Prevention remains a much more effective remedy than cure. But how do you ensure adequate protection for an industry's assets? Thiago Branquinho, CTO of TI Safe, explains that cyber security should not be seen individually, but rather understood as a process of continuous improvement of controls. The practices, according to Thiago, range from raising users' awareness and establishing network security to protecting critical data and systems with strict access controls.
In assessing the CTO, in order to obtain a better cost-benefit ratio in the implementation of these practices, the first step is to carry out a risk analysis with a very well defined scope. “Considering industrial systems, the approaches range from an analysis focused only on the control centers to the most complex ones, covering the entire production process.
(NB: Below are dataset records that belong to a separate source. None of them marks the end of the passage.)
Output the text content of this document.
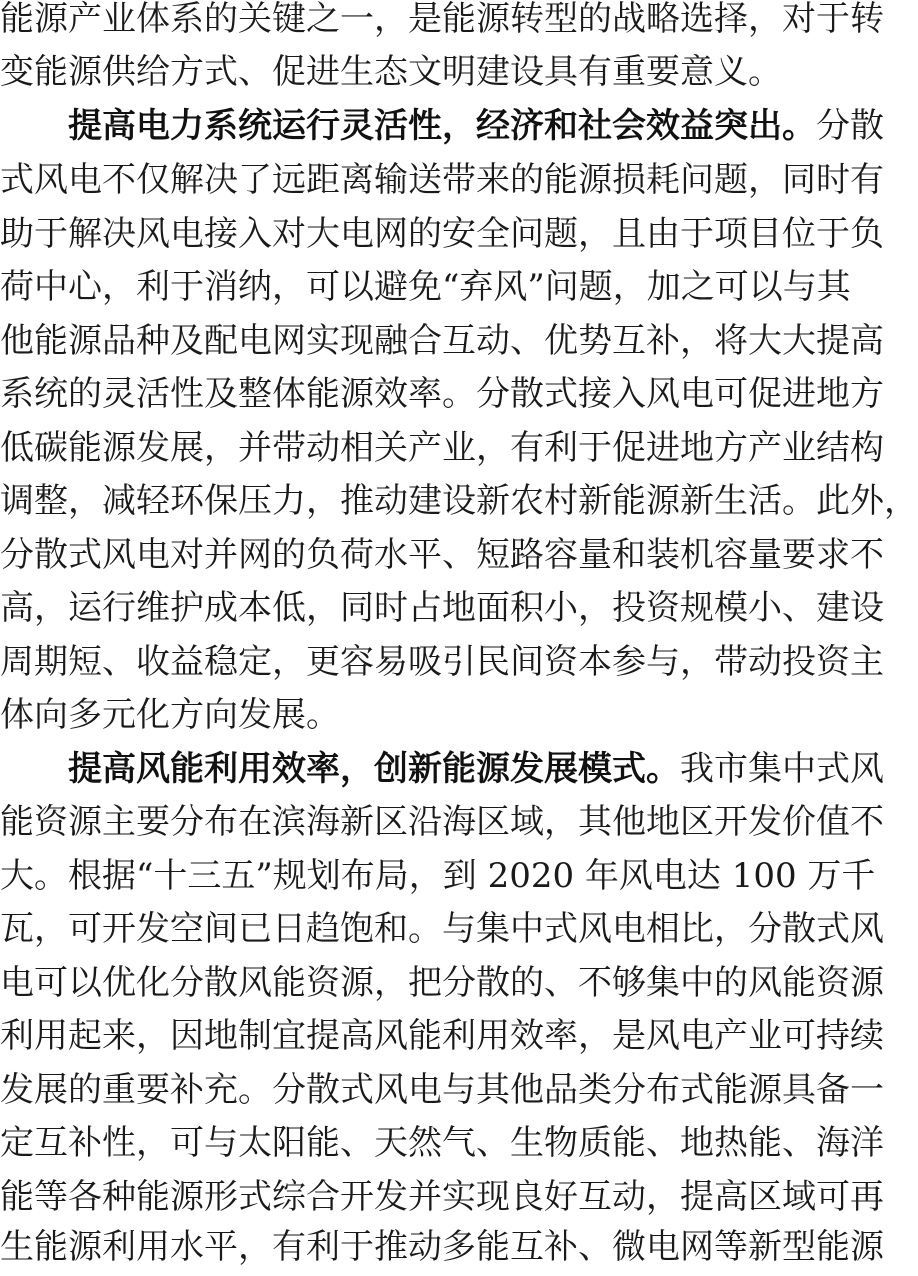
能源产业体系的关键之一，是能源转型的战略选择，对于转
变能源供给方式、促进生态文明建设具有重要意义。
提高电力系统运行灵活性，经济和社会效益突出。分散
式风电不仅解决了远距离输送带来的能源损耗问题，同时有
助于解决风电接入对大电网的安全问题，且由于项目位于负
荷中心，利于消纳，可以避免“弃风”问题，加之可以与其
他能源品种及配电网实现融合互动、优势互补，将大大提高
系统的灵活性及整体能源效率。分散式接入风电可促进地方
低碳能源发展，并带动相关产业，有利于促进地方产业结构
调整，减轻环保压力，推动建设新农村新能源新生活。此外，
分散式风电对并网的负荷水平、短路容量和装机容量要求不
高，运行维护成本低，同时占地面积小，投资规模小、建设
周期短、收益稳定，更容易吸引民间资本参与，带动投资主
体向多元化方向发展。
提高风能利用效率，创新能源发展模式。我市集中式风
能资源主要分布在滨海新区沿海区域，其他地区开发价值不
大。根据“十三五”规划布局，到 2020 年风电达 100 万千
瓦，可开发空间已日趋饱和。与集中式风电相比，分散式风
电可以优化分散风能资源，把分散的、不够集中的风能资源
利用起来，因地制宜提高风能利用效率，是风电产业可持续
发展的重要补充。分散式风电与其他品类分布式能源具备一
定互补性，可与太阳能、天然气、生物质能、地热能、海洋
能等各种能源形式综合开发并实现良好互动，提高区域可再
生能源利用水平，有利于推动多能互补、微电网等新型能源
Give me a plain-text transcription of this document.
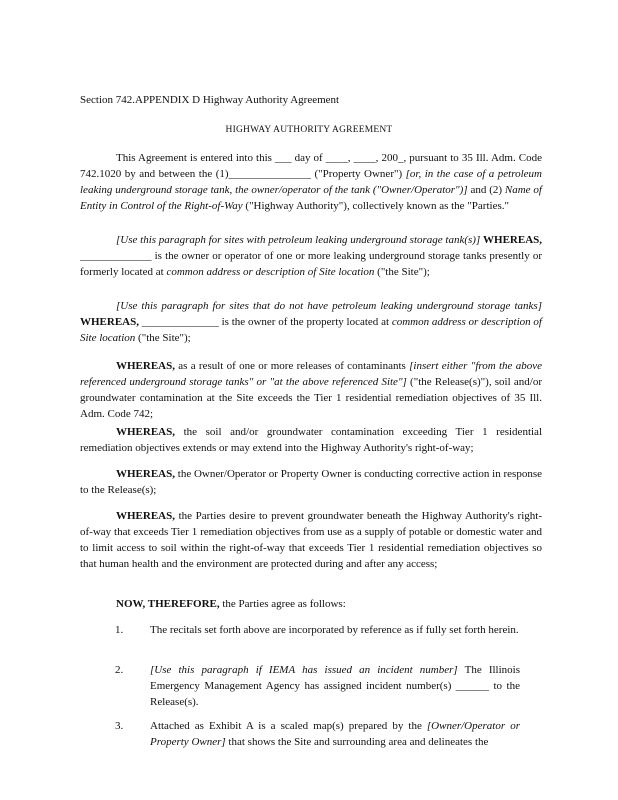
Section 742.APPENDIX D Highway Authority Agreement

HIGHWAY AUTHORITY AGREEMENT

This Agreement is entered into this ___ day of ____, ____, 200_, pursuant to 35 Ill. Adm. Code 742.1020 by and between the (1)_______________ ("Property Owner") [or, in the case of a petroleum leaking underground storage tank, the owner/operator of the tank ("Owner/Operator")] and (2) Name of Entity in Control of the Right-of-Way ("Highway Authority"), collectively known as the "Parties."

[Use this paragraph for sites with petroleum leaking underground storage tank(s)] WHEREAS, _____________ is the owner or operator of one or more leaking underground storage tanks presently or formerly located at common address or description of Site location ("the Site");

[Use this paragraph for sites that do not have petroleum leaking underground storage tanks] WHEREAS, ______________ is the owner of the property located at common address or description of Site location ("the Site");

WHEREAS, as a result of one or more releases of contaminants [insert either "from the above referenced underground storage tanks" or "at the above referenced Site"] ("the Release(s)"), soil and/or groundwater contamination at the Site exceeds the Tier 1 residential remediation objectives of 35 Ill. Adm. Code 742;

WHEREAS, the soil and/or groundwater contamination exceeding Tier 1 residential remediation objectives extends or may extend into the Highway Authority's right-of-way;

WHEREAS, the Owner/Operator or Property Owner is conducting corrective action in response to the Release(s);

WHEREAS, the Parties desire to prevent groundwater beneath the Highway Authority's right-of-way that exceeds Tier 1 remediation objectives from use as a supply of potable or domestic water and to limit access to soil within the right-of-way that exceeds Tier 1 residential remediation objectives so that human health and the environment are protected during and after any access;

NOW, THEREFORE, the Parties agree as follows:

1. The recitals set forth above are incorporated by reference as if fully set forth herein.

2. [Use this paragraph if IEMA has issued an incident number] The Illinois Emergency Management Agency has assigned incident number(s) ______ to the Release(s).

3. Attached as Exhibit A is a scaled map(s) prepared by the [Owner/Operator or Property Owner] that shows the Site and surrounding area and delineates the
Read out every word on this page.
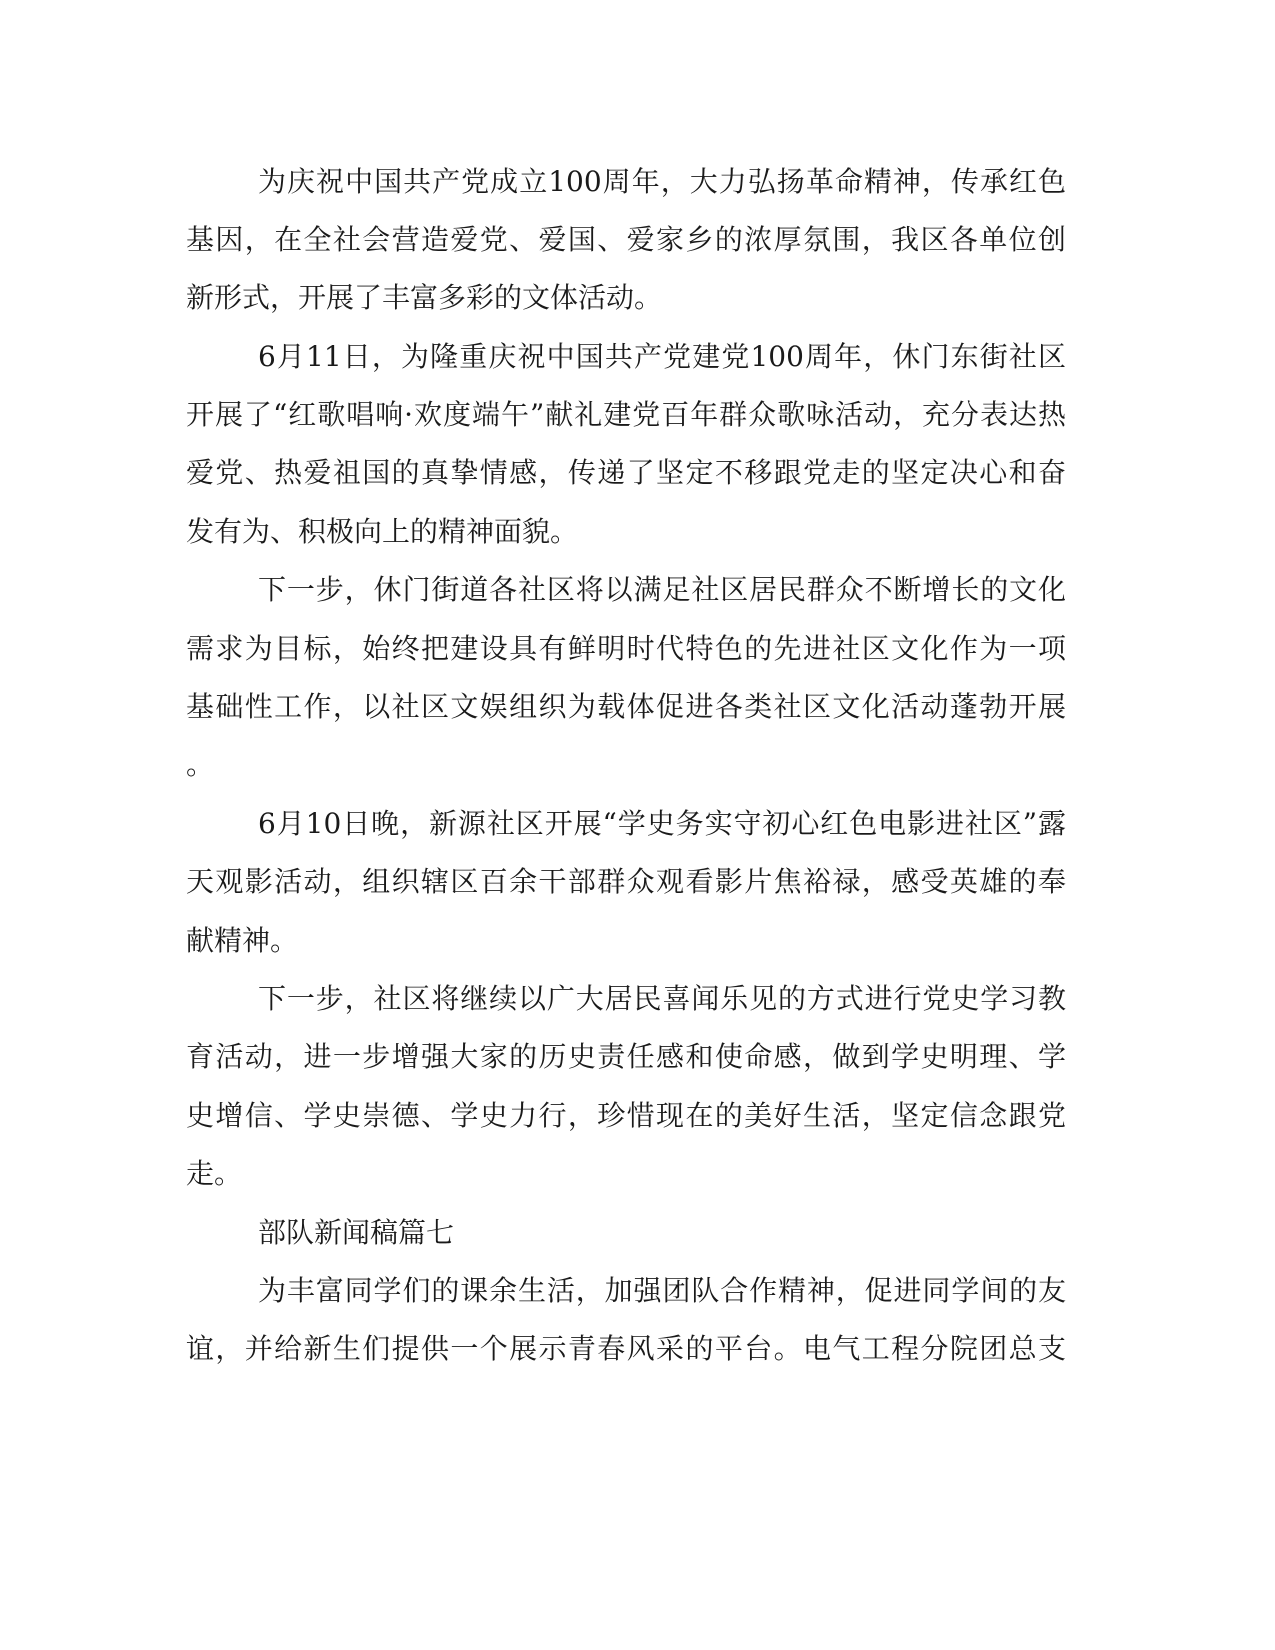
为庆祝中国共产党成立100周年，大力弘扬革命精神，传承红色
基因，在全社会营造爱党、爱国、爱家乡的浓厚氛围，我区各单位创
新形式，开展了丰富多彩的文体活动。
6月11日，为隆重庆祝中国共产党建党100周年，休门东街社区
开展了“红歌唱响·欢度端午”献礼建党百年群众歌咏活动，充分表达热
爱党、热爱祖国的真挚情感，传递了坚定不移跟党走的坚定决心和奋
发有为、积极向上的精神面貌。
下一步，休门街道各社区将以满足社区居民群众不断增长的文化
需求为目标，始终把建设具有鲜明时代特色的先进社区文化作为一项
基础性工作，以社区文娱组织为载体促进各类社区文化活动蓬勃开展
。
6月10日晚，新源社区开展“学史务实守初心红色电影进社区”露
天观影活动，组织辖区百余干部群众观看影片焦裕禄，感受英雄的奉
献精神。
下一步，社区将继续以广大居民喜闻乐见的方式进行党史学习教
育活动，进一步增强大家的历史责任感和使命感，做到学史明理、学
史增信、学史崇德、学史力行，珍惜现在的美好生活，坚定信念跟党
走。
部队新闻稿篇七
为丰富同学们的课余生活，加强团队合作精神，促进同学间的友
谊，并给新生们提供一个展示青春风采的平台。电气工程分院团总支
The next step is to list the assets to be valued. Computers, PLCs, network equipment, servers, and even people make the list. The types of threats surrounding these assets, their weaknesses and the impact that may occur on the operation in the event of incidents should be listed, ”he explains.
Thiago explains that people, for example, are susceptible to social engineering attacks like phishing, pretexting etc. Servers with older operating systems can be easily hacked through the use of hacking downloaded from the internet.
The risk is therefore composed of a set of threats that can exploit the vulnerabilities in an asset. The level of this risk must be measured by the probability of occurrence and the impact caused. Once the risks are understood, the implementation of controls becomes more objective.
Another approach to determining controls is to verify compliance (compliance), that is, the degree of adoption of norms and standards adopted by the analyzed company. “The ISO 27001 standards are widely used, for example, in ICT environments and ISA / IEC 62443 in industrial automation environments,” says Thiago.
TI Safe adopts a hybrid assessment approach, combining static and dynamic verification. In the static process, TI Safe specialists observe aspects of risks and compliance based on on-the-spot assessments and interviews. In dynamic, network resident threats and asset vulnerabilities are detected through passive monitoring tools. At the end, the two analyzes are merged. According to Thiago, based on this result, risk management planning is carried out, which must be oriented towards compliance with standards and based on the main protection needs of each company.
In the next edition, TI Safe News will detail what the steps are for effective risk management: how to improve monitoring and response capabilities, what is the role of training people in risk prevention and much more.